112 Location and scale mixture of AR model

In this part, we will extend the location mixture of AR models to the location and scale mixture of AR models. We will show the derivation of the Gibbs sampler for the model parameters as well as the R code for the full posterior inference.

112.0.1 The Model

The location and scale mixture of AR(p) model for the data can be written hierarchically as follows:

\begin{aligned} &y_t\sim\sum_{k=1}^K\omega_kN(\mathbf{f}^T_t\boldsymbol{\beta}_k,\nu_k),\quad \mathbf{f}^T_t=(y_{t-1},\cdots,y_{t-p})^T,\quad t=p+1,\cdots,T\\ &\omega_k\sim Dir(a_1,\cdots,a_k),\quad \boldsymbol{\beta}_k\sim N(\mathbf{m}_0,\nu_k\mathbf{C}_0),\quad \nu_k\sim IG(\frac{n_0}{2},\frac{d_0}{2}) \end{aligned} \tag{112.1}

Introducing latent configuration variable L_t \in \{1,2,\cdots,K\}, such that L_t=k \iff y_t\sim N(\mathbf{f}^T_t\boldsymbol{\beta}_k,\nu_k), and denote \boldsymbol{\beta}=(\beta_1,\cdots,\beta_K), \boldsymbol{\omega}=(\omega_1,\cdots,\omega_K), \mathbf{L}=(L_1,\cdots,L_T), we can write the full posterior distribution as:

p(\boldsymbol{\beta},\boldsymbol{\nu},\boldsymbol{\omega},\mathbf{L}|\mathbf{Y},\mathbf{F}) \propto p(\mathbf{Y}|\boldsymbol{\beta},\boldsymbol{\nu},\boldsymbol{\omega},\mathbf{F})p(\boldsymbol{\beta})p(\boldsymbol{\nu})p(\boldsymbol{\omega})p(\mathbf{L}) we can write the full posterior distribution as \begin{aligned} p(\boldsymbol{\omega},\boldsymbol{\beta},\nu,\mathbf{L}|\mathbf{y})&\propto p(\mathbf{y}|\boldsymbol{\omega},\boldsymbol{\beta},\nu,\mathbf{L})p(\mathbf{L}|\boldsymbol{\omega})p(\boldsymbol{\omega})p(\boldsymbol{\beta})p(\nu)\\ &\propto \prod_{k=1}^K\prod_{\{t:L_t=k\}}N(y_t\mid\mathbf{f}^T_t\boldsymbol{\beta}_k,\nu)\prod_{k=1}^K\omega_k^{\sum_{t=1}^T\mathbf{1}(L_t=k)}\prod_{k=1}^K\omega_k^{a_k-1}\prod_{k=1}^K(N(\boldsymbol{\beta}_k\mid\mathbf{m}_0,\mathbf{C}_0)IG(\nu_k|\frac{n_0}{2},\frac{d_0}{2})) \end{aligned}

1.For \boldsymbol{\omega}, we have :

\boldsymbol{\omega}\mid \cdots\sim Dir(a_1+\sum_{t=1}^T\mathbf{1}(L_t=1),\cdots,a_K+\sum_{t=1}^T\mathbf{1}(L_t=K))

For L_t we have

p(L_t=k\mid\cdots)\propto \omega_kN(y_t\mid\mathbf{f}^T_t\boldsymbol{\beta}_k,\nu)
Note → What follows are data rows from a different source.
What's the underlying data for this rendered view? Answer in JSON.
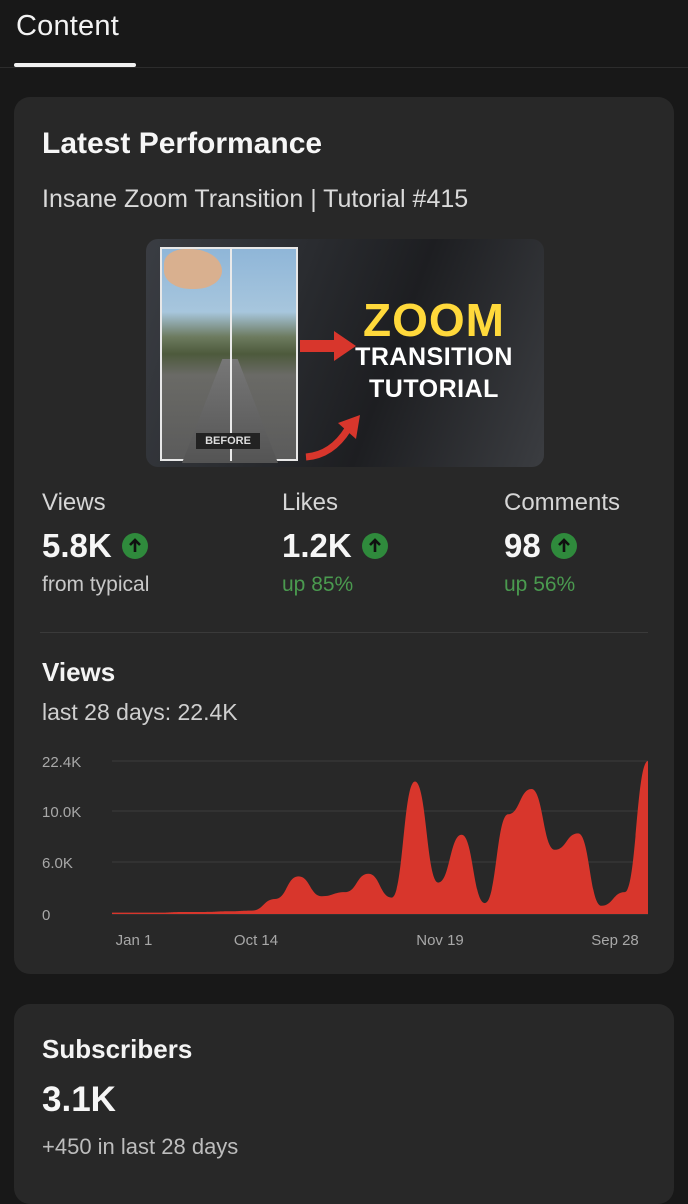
{
  "tabs": [
    {
      "label": "Content",
      "active": true
    }
  ],
  "performance": {
    "title": "Latest Performance",
    "video_title": "Insane Zoom Transition | Tutorial #415",
    "thumbnail": {
      "headline": "ZOOM",
      "line1": "TRANSITION",
      "line2": "TUTORIAL",
      "caption": "BEFORE"
    },
    "metrics": [
      {
        "label": "Views",
        "value": "5.8K",
        "sub": "from typical",
        "icon": "arrow-up-icon"
      },
      {
        "label": "Likes",
        "value": "1.2K",
        "sub": "up 85%",
        "icon": "arrow-up-icon"
      },
      {
        "label": "Comments",
        "value": "98",
        "sub": "up 56%",
        "icon": "arrow-up-icon"
      }
    ]
  },
  "views": {
    "title": "Views",
    "subtitle": "last 28 days: 22.4K"
  },
  "chart_data": {
    "type": "area",
    "y_tick_labels": [
      "22.4K",
      "10.0K",
      "6.0K",
      "0"
    ],
    "x_tick_labels": [
      "Jan 1",
      "Oct 14",
      "Nov 19",
      "Sep 28"
    ],
    "ylim": [
      0,
      22.4
    ],
    "grid": true,
    "color": "#d8362c",
    "y": [
      0.2,
      0.2,
      0.2,
      0.3,
      0.3,
      0.4,
      0.5,
      2.2,
      5.5,
      2.6,
      3.2,
      5.9,
      2.4,
      19.4,
      4.6,
      11.6,
      1.6,
      14.6,
      18.3,
      9.4,
      11.8,
      1.2,
      3.2,
      22.4
    ]
  },
  "subscribers": {
    "title": "Subscribers",
    "value": "3.1K",
    "sub": "+450 in last 28 days"
  },
  "colors": {
    "background": "#181818",
    "card": "#282828",
    "accent_red": "#d8362c",
    "positive_green": "#4a9a4f",
    "thumb_yellow": "#ffd93b"
  }
}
Therefore, L_t follows a discrete distribution on \{1,\cdots,K\}. with probability that L_t taking k proportional to \omega_k N(y_t\mid\mathbf{f}^T_t\boldsymbol{\beta}_k,\nu).

For ν_k and \boldsymbol{\beta}_k denote \mathbf{\tilde{y}}_k:= \{y_t: L_t=k\} and \mathbf{\tilde{F}}_k as the design matrix belonging to \mathbf{\tilde{y}}_k, and n_l=\sum_{}^{T}\mathbb{1}(L_t=k), we have \nu_k\mid \cdots \sim \mathcal{IG}(\frac{n_k^*}{2},\frac{d_k^*}{2}) and \boldsymbol{\beta}_k \sim \mathcal{N}(\mathbf{m}_k,\nu_k\mathbf{C}_k) , where \begin{aligned} \mathbf{e}_k &= \mathbf{\tilde{y}}_k-\mathbf{\tilde{F}}_k^T\mathbf{m}_0, &\mathbf{Q}_k &= \mathbf{\tilde{F}}_k^T\mathbf{C}_0\mathbf{\tilde{F}}_k+\mathbf{I}_{n_k}, &\mathbf{A}_k &= \mathbf{C}_0\mathbf{\tilde{F}}_k\mathbf{Q}_k^{-1} \\ \mathbf{m}_k &= \mathbf{m}_0+\mathbf{A}_k\mathbf{e}_k, &\mathbf{C}_k &= \mathbf{C}_0-\mathbf{A}_k\mathbf{Q}_k\mathbf{A}_k^{T} \\ n_k^* &= n_0+n_k, &d_k^* &= d_0+\mathbf{e}_k^T\mathbf{Q}_k^{-1}\mathbf{e}_k \end{aligned}

Now we have the full conditional distributions for all model parameters. We proceed to implement the model in R with a simulate dataset.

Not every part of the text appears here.